Within days of leaving home, she found out. It included losing her virginity to a john, selling her body every night on the streets to earn money and getting raped.
"It was just insane how quickly it happened," she said.
Natalie came home after 10 days, but she felt uncomfortable and quickly left again. This time she was seduced by a pimp who had her earning $1,500 a night within a week of their meeting. She thought she was in love with him until he began beating her.
They were both arrested 108 days after she left home for the second time.
Natalie's mother, Nacole, visited her in juvenile detention centre.

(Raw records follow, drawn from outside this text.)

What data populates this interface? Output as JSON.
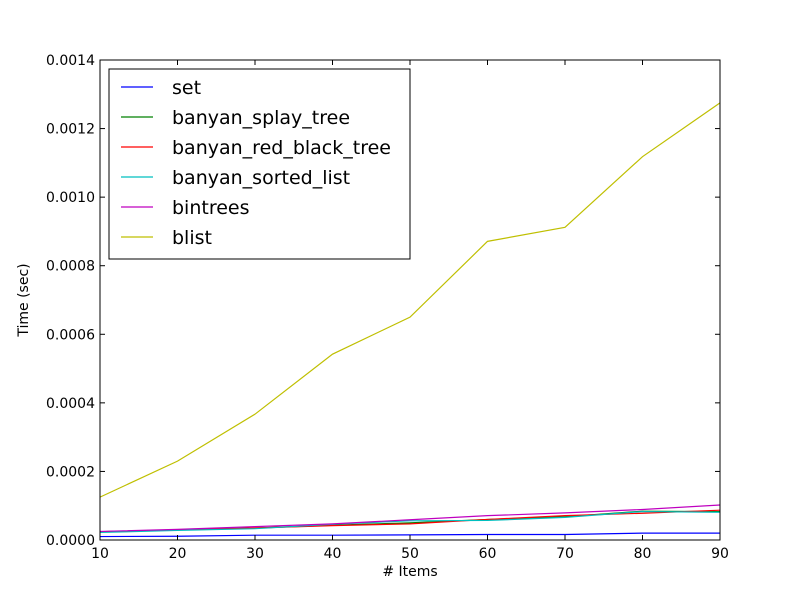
{
  "chart_data": {
    "type": "line",
    "title": "",
    "xlabel": "# Items",
    "ylabel": "Time (sec)",
    "xlim": [
      10,
      90
    ],
    "ylim": [
      0,
      0.0014
    ],
    "x": [
      10,
      20,
      30,
      40,
      50,
      60,
      70,
      80,
      90
    ],
    "x_ticks": [
      "10",
      "20",
      "30",
      "40",
      "50",
      "60",
      "70",
      "80",
      "90"
    ],
    "y_ticks": [
      {
        "value": 0,
        "label": "0.0000"
      },
      {
        "value": 0.0002,
        "label": "0.0002"
      },
      {
        "value": 0.0004,
        "label": "0.0004"
      },
      {
        "value": 0.0006,
        "label": "0.0006"
      },
      {
        "value": 0.0008,
        "label": "0.0008"
      },
      {
        "value": 0.001,
        "label": "0.0010"
      },
      {
        "value": 0.0012,
        "label": "0.0012"
      },
      {
        "value": 0.0014,
        "label": "0.0014"
      }
    ],
    "grid": false,
    "legend_position": "top-left",
    "series": [
      {
        "name": "set",
        "color": "#0000ff",
        "values": [
          1e-05,
          1.1e-05,
          1.4e-05,
          1.4e-05,
          1.5e-05,
          1.6e-05,
          1.6e-05,
          2e-05,
          2e-05
        ]
      },
      {
        "name": "banyan_splay_tree",
        "color": "#008000",
        "values": [
          2.4e-05,
          3e-05,
          3.5e-05,
          4.3e-05,
          5e-05,
          6e-05,
          6.8e-05,
          8.4e-05,
          8.3e-05
        ]
      },
      {
        "name": "banyan_red_black_tree",
        "color": "#ff0000",
        "values": [
          2.4e-05,
          2.9e-05,
          3.5e-05,
          4.2e-05,
          4.7e-05,
          6e-05,
          7.1e-05,
          7.8e-05,
          8.7e-05
        ]
      },
      {
        "name": "banyan_sorted_list",
        "color": "#00bfbf",
        "values": [
          2.2e-05,
          2.8e-05,
          3.3e-05,
          4.6e-05,
          5.6e-05,
          5.7e-05,
          6.6e-05,
          8.3e-05,
          8.1e-05
        ]
      },
      {
        "name": "bintrees",
        "color": "#bf00bf",
        "values": [
          2.5e-05,
          3.1e-05,
          3.9e-05,
          4.7e-05,
          5.9e-05,
          7.1e-05,
          7.9e-05,
          8.9e-05,
          0.000102
        ]
      },
      {
        "name": "blist",
        "color": "#bfbf00",
        "values": [
          0.000125,
          0.00023,
          0.000367,
          0.000542,
          0.00065,
          0.000871,
          0.000912,
          0.001118,
          0.001275
        ]
      }
    ]
  }
}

While her daughter was angry and defiant, Nacole said, "You felt like you were punishing her for something that wasn't her fault."
The police officers in the film come to feel much the same way when they start asking questions of the girls they arrested repeatedly.
"I learned the story of prostitution," said Sheriff's Deputy Andy Conner. "The girls aren't there because they want to be there."
After he found no local programme to help the girls leave prostitution, he set up a drop-in centre called the Genesis Project. There, they can get a shower, a meal and guidance in how to get a high-school equivalency degree and other tools to restart their lives off the streets.
Natalie eventually returned home and reclaimed her life.
Lisa, a 19-year-old girl in the film who had been working on the streets since she was trafficked at 13, was not as fortunate.
After being arrested, Lisa entered a drug rehabilitation programme through the Genesis Project for her heroin addiction, but only stayed an hour. Days later, she was arrested again for prostitution and sentenced to 90 days in jail.
"It doesn't matter how clean I try get, how many showers I take," she said. "It just doesn't go away, you know?"
Matsui, the director, told the Thomson Reuters Foundation that he really wanted to show in the film how difficult it is to get out of the life and survive problems like drug addiction.
He is using unused footage shot for the film for a project called Leaving the Life. It is designed to help law enforcement officials and service providers understand the lives and problems of sex trafficked children and encourage them to consider such children as victims rather than criminals.
Lisa attended the premiere of the film in a local Seattle cinema on Sunday, but she's still struggling with addiction, Matsui said.
"I think she's a survivor and she stands a chance to leave the life."